Overall speaking, you should always be picking up stories which have the highest business value or highest customer need.
Agile has emerged as a major software development methodology, a mindset and a philosophy to run businesses. What’s your in-depth understanding of this Agile principle "Our highest priority is to satisfy the customer through the early and continuous delivery of valuable software.” Why do so many agile teams prioritize stories because it is a low hanging fruit (easy, low effort) but not high value to the customer? What’re your approach to set prioritization right?
Prioritization means working on them as per the client's priority. The teams should be working on the items that will bring the most value to the customer and correspondingly to the business. If you prioritize by doing the easy stuff first, you will always be trapped into doing what you CAN do instead of what you SHOULD do - the hard, but potentially game-changing or high delight items will always fall to the bottom of the heap. Make your Product Owner focus on what's right, not what's easy. In other terms, the team prioritizes those stories higher in stake rank which are going to provide maximum ROI to the client (and so high value to the customer). Although, there can be other factors like dependencies which may impact prioritization, most of the time ROI to the client is the single most reason affecting prioritization of stories. The value is not the only factor that accounts for prioritization, the PO owns the value and business risk, but the team owns the technical risk and all contribute to the prioritization.
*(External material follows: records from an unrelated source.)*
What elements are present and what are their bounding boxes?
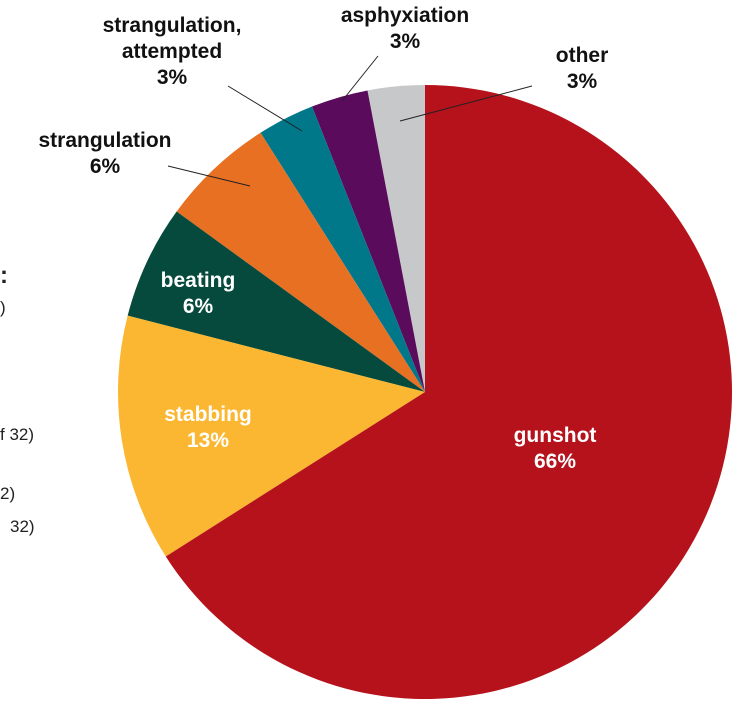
category-name: strangulation, attempted (102, 14, 242, 63)
leader-lines (167, 55, 533, 187)
category-name: strangulation (38, 129, 172, 152)
value-label: 66% (533, 450, 577, 473)
slice-label: gunshot 66% (475, 423, 635, 475)
pie-slice (260, 106, 425, 392)
pie-slice (176, 132, 425, 392)
slice-label: asphyxiation 3% (305, 3, 505, 55)
value-label: 6% (89, 155, 121, 178)
category-name: gunshot (513, 424, 597, 447)
slice-label: beating 6% (118, 268, 278, 320)
category-name: asphyxiation (340, 4, 470, 27)
leader-line (399, 85, 533, 122)
leader-line (167, 165, 251, 187)
value-label: 3% (156, 66, 188, 89)
pie-slice (165, 85, 733, 699)
category-name: beating (160, 269, 236, 292)
leader-line (227, 85, 303, 132)
slice-label: strangulation 6% (5, 128, 205, 180)
category-name: other (555, 44, 609, 67)
value-label: 13% (186, 429, 230, 452)
annotation: ) (0, 298, 6, 317)
pie-slice (127, 211, 426, 392)
category-name: stabbing (164, 403, 252, 426)
pie-slice (118, 315, 425, 557)
annotation: 2) (0, 484, 16, 503)
slice-label: other 3% (502, 43, 662, 95)
value-label: 3% (566, 70, 598, 93)
annotation: 32) (10, 517, 35, 536)
value-label: 3% (389, 30, 421, 53)
slice-label: stabbing 13% (128, 402, 288, 454)
pie-slice (311, 90, 425, 393)
slice-label: strangulation, attempted 3% (72, 13, 272, 91)
pie-slice (367, 85, 425, 392)
annotation: f 32) (0, 425, 35, 444)
annotation: : (0, 262, 8, 289)
value-label: 6% (182, 295, 214, 318)
leader-line (341, 55, 379, 102)
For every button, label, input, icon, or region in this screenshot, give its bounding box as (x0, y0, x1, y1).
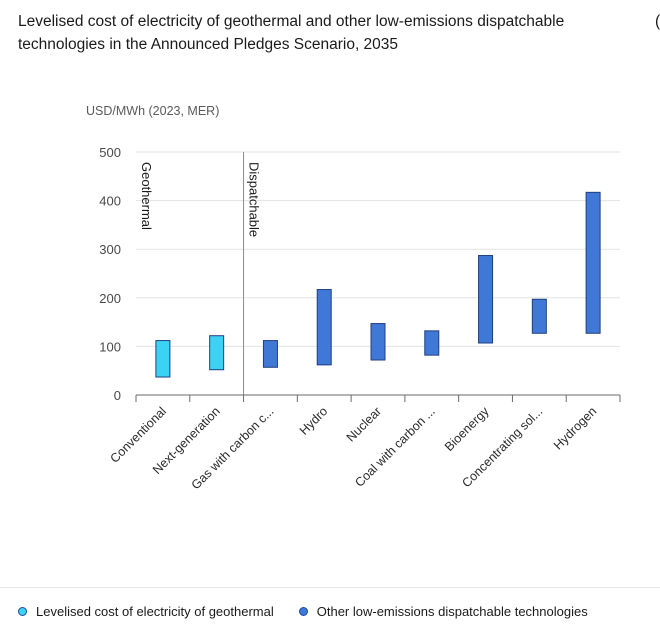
group-divider-label: Geothermal (139, 162, 154, 230)
range-bar (155, 340, 171, 378)
range-bar (209, 335, 225, 371)
range-bars (155, 191, 601, 378)
x-axis (135, 394, 621, 402)
y-tick-label: 0 (114, 388, 121, 403)
y-tick-labels: 0 100 200 300 400 500 (99, 145, 121, 403)
range-bar (478, 255, 494, 344)
range-bar (585, 191, 601, 334)
range-bar (370, 323, 386, 361)
group-divider-label: Dispatchable (247, 162, 262, 237)
range-bar (531, 298, 547, 334)
legend-separator (0, 587, 660, 588)
x-tick-label: Hydrogen (551, 404, 599, 452)
y-tick-label: 200 (99, 291, 121, 306)
y-axis-unit-label: USD/MWh (2023, MER) (86, 104, 220, 118)
legend-item-dispatchable[interactable]: Other low-emissions dispatchable technol… (298, 604, 588, 619)
legend-item-geothermal[interactable]: Levelised cost of electricity of geother… (18, 604, 274, 619)
x-tick-label: Hydro (297, 404, 331, 438)
y-tick-label: 500 (99, 145, 121, 160)
gridlines (136, 151, 620, 347)
legend-label-geothermal: Levelised cost of electricity of geother… (36, 604, 274, 619)
legend: Levelised cost of electricity of geother… (18, 604, 613, 619)
x-tick-label: Bioenergy (442, 404, 492, 454)
group-dividers: Geothermal Dispatchable (139, 152, 262, 395)
range-bar (316, 289, 332, 366)
y-tick-label: 400 (99, 194, 121, 209)
x-tick-label: Nuclear (344, 404, 384, 444)
chart-title: Levelised cost of electricity of geother… (18, 13, 565, 53)
y-tick-label: 100 (99, 339, 121, 354)
legend-label-dispatchable: Other low-emissions dispatchable technol… (316, 604, 588, 619)
range-bar (262, 340, 278, 368)
y-tick-label: 300 (99, 242, 121, 257)
legend-marker-dispatchable (298, 607, 308, 616)
legend-marker-geothermal (18, 607, 27, 616)
range-bar (424, 330, 440, 356)
cut-off-title-fragment: ( (655, 13, 660, 30)
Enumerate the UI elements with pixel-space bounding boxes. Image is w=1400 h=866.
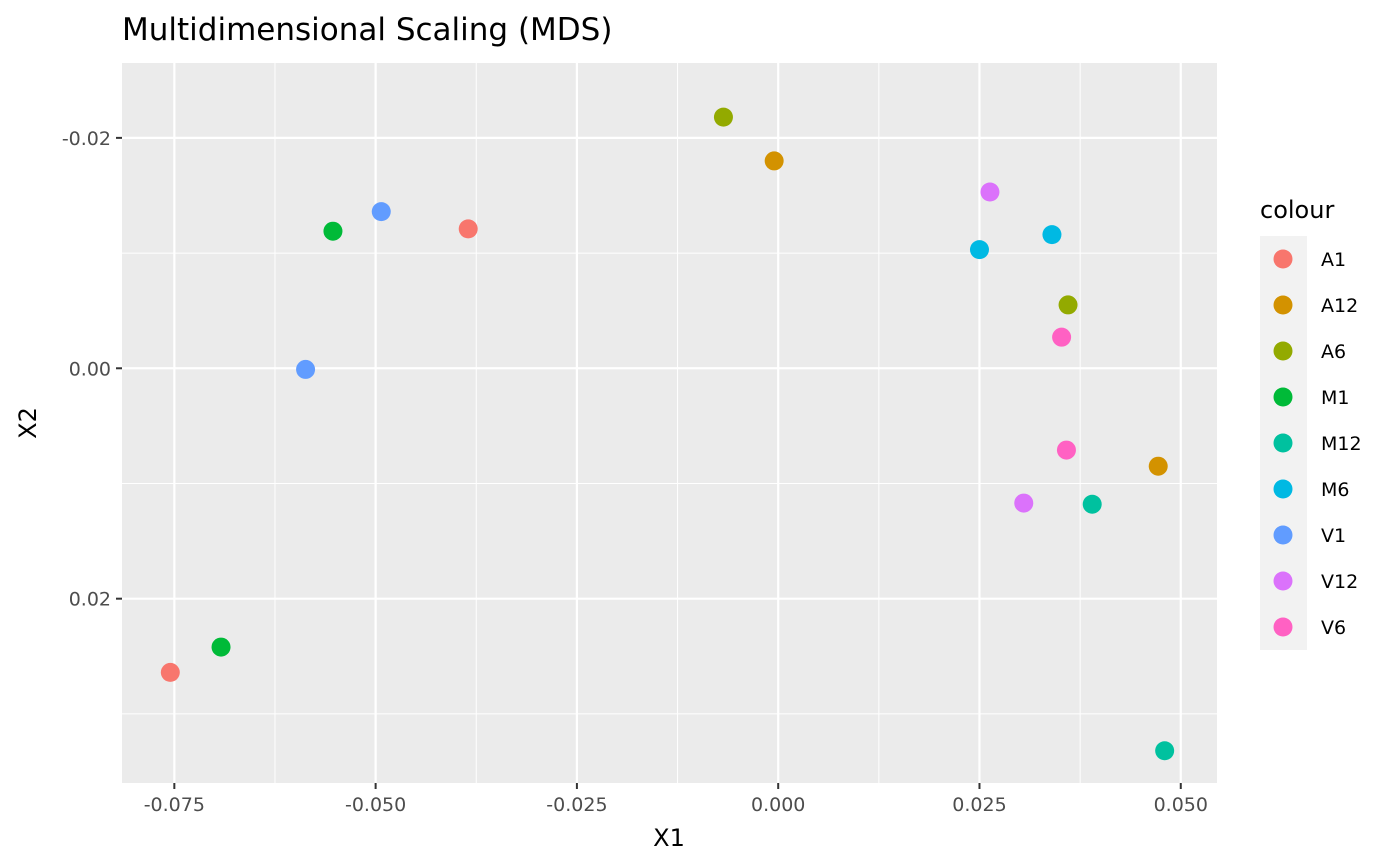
chart-title: Multidimensional Scaling (MDS)	[122, 12, 612, 48]
y-axis-ticks: -0.02 0.00 0.02	[62, 128, 122, 611]
point-m12	[1082, 494, 1102, 514]
point-v12	[980, 182, 1000, 202]
point-v6	[1056, 440, 1076, 460]
point-a1	[160, 662, 180, 682]
y-axis-title: X2	[14, 407, 42, 439]
point-m6	[1042, 225, 1062, 245]
legend-key-a12	[1273, 295, 1293, 315]
legend-key-a1	[1273, 249, 1293, 269]
x-tick-label: 0.000	[751, 794, 805, 816]
major-gridlines	[122, 63, 1217, 783]
point-a1	[458, 219, 478, 239]
point-v6	[1052, 327, 1072, 347]
x-tick-label: -0.025	[546, 794, 607, 816]
legend-label-a1: A1	[1321, 249, 1346, 271]
point-m6	[969, 240, 989, 260]
legend-title: colour	[1260, 196, 1334, 224]
legend-label-a12: A12	[1321, 295, 1358, 317]
point-a6	[1058, 295, 1078, 315]
legend-label-m6: M6	[1321, 479, 1349, 501]
legend-label-v12: V12	[1321, 571, 1358, 593]
y-tick-label: 0.00	[69, 358, 111, 380]
legend-key-a6	[1273, 341, 1293, 361]
y-tick-label: 0.02	[69, 589, 111, 611]
point-m1	[211, 637, 231, 657]
legend-key-m6	[1273, 479, 1293, 499]
point-m12	[1155, 741, 1175, 761]
point-a6	[713, 107, 733, 127]
minor-gridlines	[122, 63, 1217, 783]
legend-key-v1	[1273, 525, 1293, 545]
legend-label-a6: A6	[1321, 341, 1346, 363]
x-tick-label: -0.050	[345, 794, 406, 816]
legend-label-v6: V6	[1321, 617, 1346, 639]
legend-key-m1	[1273, 387, 1293, 407]
point-a12	[764, 151, 784, 171]
point-m1	[323, 221, 343, 241]
legend: colour A1 A12 A6 M1 M12 M6 V1 V12 V6	[1260, 196, 1362, 650]
x-axis-ticks: -0.075 -0.050 -0.025 0.000 0.025 0.050	[144, 783, 1208, 816]
legend-label-v1: V1	[1321, 525, 1346, 547]
x-tick-label: 0.050	[1154, 794, 1208, 816]
x-axis-title: X1	[653, 824, 685, 852]
legend-label-m12: M12	[1321, 433, 1362, 455]
x-tick-label: 0.025	[952, 794, 1006, 816]
point-v12	[1014, 493, 1034, 513]
point-a12	[1148, 456, 1168, 476]
legend-key-m12	[1273, 433, 1293, 453]
plot-panel	[122, 63, 1217, 783]
point-v1	[296, 359, 316, 379]
data-points	[160, 107, 1175, 761]
x-tick-label: -0.075	[144, 794, 205, 816]
legend-key-v12	[1273, 571, 1293, 591]
legend-label-m1: M1	[1321, 387, 1349, 409]
legend-key-v6	[1273, 617, 1293, 637]
point-v1	[371, 202, 391, 222]
y-tick-label: -0.02	[62, 128, 111, 150]
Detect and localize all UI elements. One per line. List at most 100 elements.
Value is a subjective thing. Just saying value, by definition, is to compare benefit vs cost, so cost cannot be eliminated from the value proposition. Also, the importance or priority or urgency of doing something is usually related to its value, but there are often other considerations as well. If low hanging fruit improves how your product is viewed and received by users, even if it doesn't do wonders for their lives, it has value. If the value returned is worth the time put into it then do it. If it doesn't give you a good ROI for your time then it really isn't low hanging fruit and it probably shouldn't be in your backlog. That value judgment depends on.
-Is it building your reputation & relationships?
-Is it driving out risks and fear?
-Is it going to teach you useful things?
-Will it help a customer solve a problem?
-Will it make your team/employer more money?
-Will it be good training for a new hire?
The biggest waste of all is to build something the customer doesn't want. Your company typically makes many assumptions in its planning, the most important one being "someone wants what we're building." From a business point of view, the most important stories are the ones that validate (or refute) those assumptions. The only way to conduct this particular experiment is to build the stories that provide the most customer value and then see if anybody's interested. If you don't do that first, then everything else is a waste of time. Customer value, then, is the only prioritization criterion that makes any sense at all. It doesn't matter if it's "Agile" or not - it's still wasted effort. Unused features drive up technical redundancy which has to be dealt with and adds to the maintenance overhead. And - there is the opportunity cost of not working on the highest-value feature. The perspectives certainly play to the theme of "what's the definition of value?" Consider a scenario where there is a story to address something that is more annoying than it is valuable. However, it's very simple to address, and you have the capacity in this sprint to get it done and delivered and score a win for those it annoys. Prioritization and value often are complex to define as they have many factors.
Achieve clarity on the request before rebutting the argument. The crux of the scenario lies within the question itself. If there really is little value in the features to the customer then why are the stakeholders asking for low-value stories to be prioritized? But perhaps you need to get to the reason that stakeholders aren't willing to ask for the higher value but more difficult stories. Can you show them how the team can reduce risk, or deliver part of the value sooner? the point is not "is it agile" but getting to the root cause of the behavior! One can also argue that if the stakeholder wants it prioritized, then by definition, it's a high-value story to the stakeholder. Which isn't to say that it'll bring value to the customer. In this case, the stakeholders' values are misaligned with the customers'. Or, maybe there's a lack of trust? If the product/dev team has a poor track record, maybe the stakeholders want to see small, incremental progress to help build the muscle memory of delivering working software? The perspectives certainly play to the theme of "what's the definition of value?"
Fail Hard, Fail Fast, should be the approach! So tackle the risky items first that add business value. When the team gets used to putting high-risk items last on the list, they do not build the fearless attitude! First, you want to completely eliminate waste and only deliver the barest minimum to solve the business problem. Think of it as a working prototype that is production quality code and tested. It proves that technically it can be done and it works. This Minimal Viable Product is a massive sigh of relief to many people as it proves it works and can be done. Risks are radically reduced. Then next is to build all the supporting features that make it a product.
There are instances where quick wins benefit the product evolution, but you shouldn’t prioritize them ahead of market/customer drivers. Delaying functionality that you can monetize because it's harder is usually not a good bet. Overall speaking, you should always be picking up stories which have the highest business value or highest customer need.